If your computer speaks English it was probably made in Japan.
A year spent in artificial intelligence is enough to make one believe in God.
Prolonged contact with the computer turns mathematicians into clerks and vice versa.
In computing, turning the obvious into the useful is a living definition of the word "frustration".
We are on the verge: Today our program proved Fermat's next-to-last theorem!
What is the difference between a Turing machine and the modern computer? It's the same as that between Hillary's ascent of Everest and the establishment of a Hilton hotel on its peak.
Motto for a research laboratory: What we work on today, others will first think of tomorrow.
Though the Chinese should adore APL, it's FORTRAN they put their money on.
We kid ourselves if we think that the radio of procedure to data in an active data-base system can be made arbitrarily small or even kept small.
We have the mini and the micro computer. In what semantic niche would the pico computer fall?
It is not the computer's fault that Maxwell's equations are not adequate to design the electric motor.
One does not learn computing by using a hand calculator, but one can forget arithmetic.
Computation has made the tree flower.
The computer reminds one of Lon Chaney - it is the machine of a thousand faces.
The computer is the ultimate polluter. Its feces are indistinguishable from the food it produces.
When someone says "I want a programming language in which I need only say what I wish done," give him a lollipop.
Interfaces keep things tidy, but don't accelerate growth: Functions do.
Don't have good ideas if you aren't willing to be responsible for them.
Computers don't introduce order anywhere as much as they expose opportunities.
When a professor insists computer science is X but not Y, have compassion for his graduate students.
In computing, the mean time to failure keeps getting shorter.
In man-machine symbiosis, it is man who must adjust: The machines can't.

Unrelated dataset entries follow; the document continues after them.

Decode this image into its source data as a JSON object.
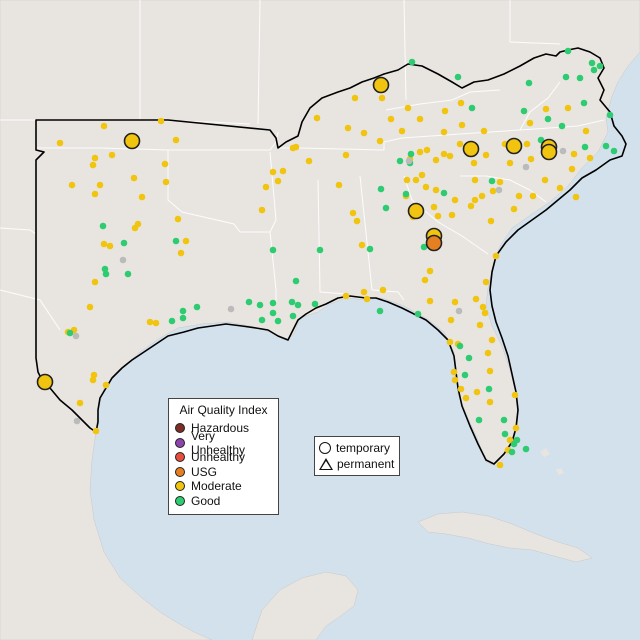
{
  "legend": {
    "title": "Air Quality Index",
    "categories": [
      {
        "label": "Hazardous",
        "color": "#7b2d26"
      },
      {
        "label": "Very Unhealthy",
        "color": "#8e44ad"
      },
      {
        "label": "Unhealthy",
        "color": "#e74c3c"
      },
      {
        "label": "USG",
        "color": "#e67e22"
      },
      {
        "label": "Moderate",
        "color": "#f1c40f"
      },
      {
        "label": "Good",
        "color": "#2ecc71"
      }
    ],
    "no_data_color": "#bbbbbb"
  },
  "type_legend": {
    "temporary": "temporary",
    "permanent": "permanent"
  },
  "colors": {
    "water": "#d3e1ec",
    "land": "#e8e5e1",
    "region_outline": "#000000",
    "state_border": "#ffffff"
  }
}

We will never run out of things to program as long as there is a single program around.
Dealing with failure is easy: Work hard to improve: Success is also easy to handle: You've solved the wrong problem. Work hard to improve.
One can't proceed from the informal to the formal by formal means.
Purely applicative languages are poorly applicable.
The proof of a system's value is its existence.
You can't communicate complexity, only an awareness of it.
It's difficult to extract sense from strings, but they're the only communication coin we can count on.
The debate rages on: Is PL/I Bachtrian or Dromedary?
Whenever two programmers meet to criticize their programs, both are silent.
Think of it! With VLSI we can pack 100 ENIACs in 1 sq.cm.
Editing is a rewording activity.
Why did the Roman Empire collapse? What is the Latin for office automation?
Computer Science is embarrassed by the computer.
The only constructive theory connecting neuroscience and psychology will arise from the study of software.
Within a computer natural language is unnatural.
Most people find the concept of programming obvious, but the doing impossible.
You think you know when you learn, are more sure when you can write, even more when you can teach, but certain when you can program.
It goes against the grain of modern education to teach children to program. What fun is there in making plans, acquiring discipline in organizing thoughts, devoting attention to detail and learning to be self-critical?
If you can imagine a society in which the computer-robot is the only menial, you can imagine anything.
Programming is an unnatural act.
Adapting old programs to fit new machines usually means adapting new machines to behave like old ones.
In seeking the unattainable, simplicity only gets in the way.
If there are epigrams, there must be meta-epigrams.
Epigrams are interfaces across which appreciation and insight flow.
Epigrams parametrize auras.
Epigrams are macros, since they are executed at read time.
Epigrams crystallize incongruities.
Epigrams retrieve deep semantics from a data base that is all procedure.
Epigrams scorn detail and make a point: They are a superb high-level documentation.
Epigrams are more like vitamins than protein.
Epigrams have extremely low entropy.
The last epigram? Neither eat nor drink them, snuff epigrams.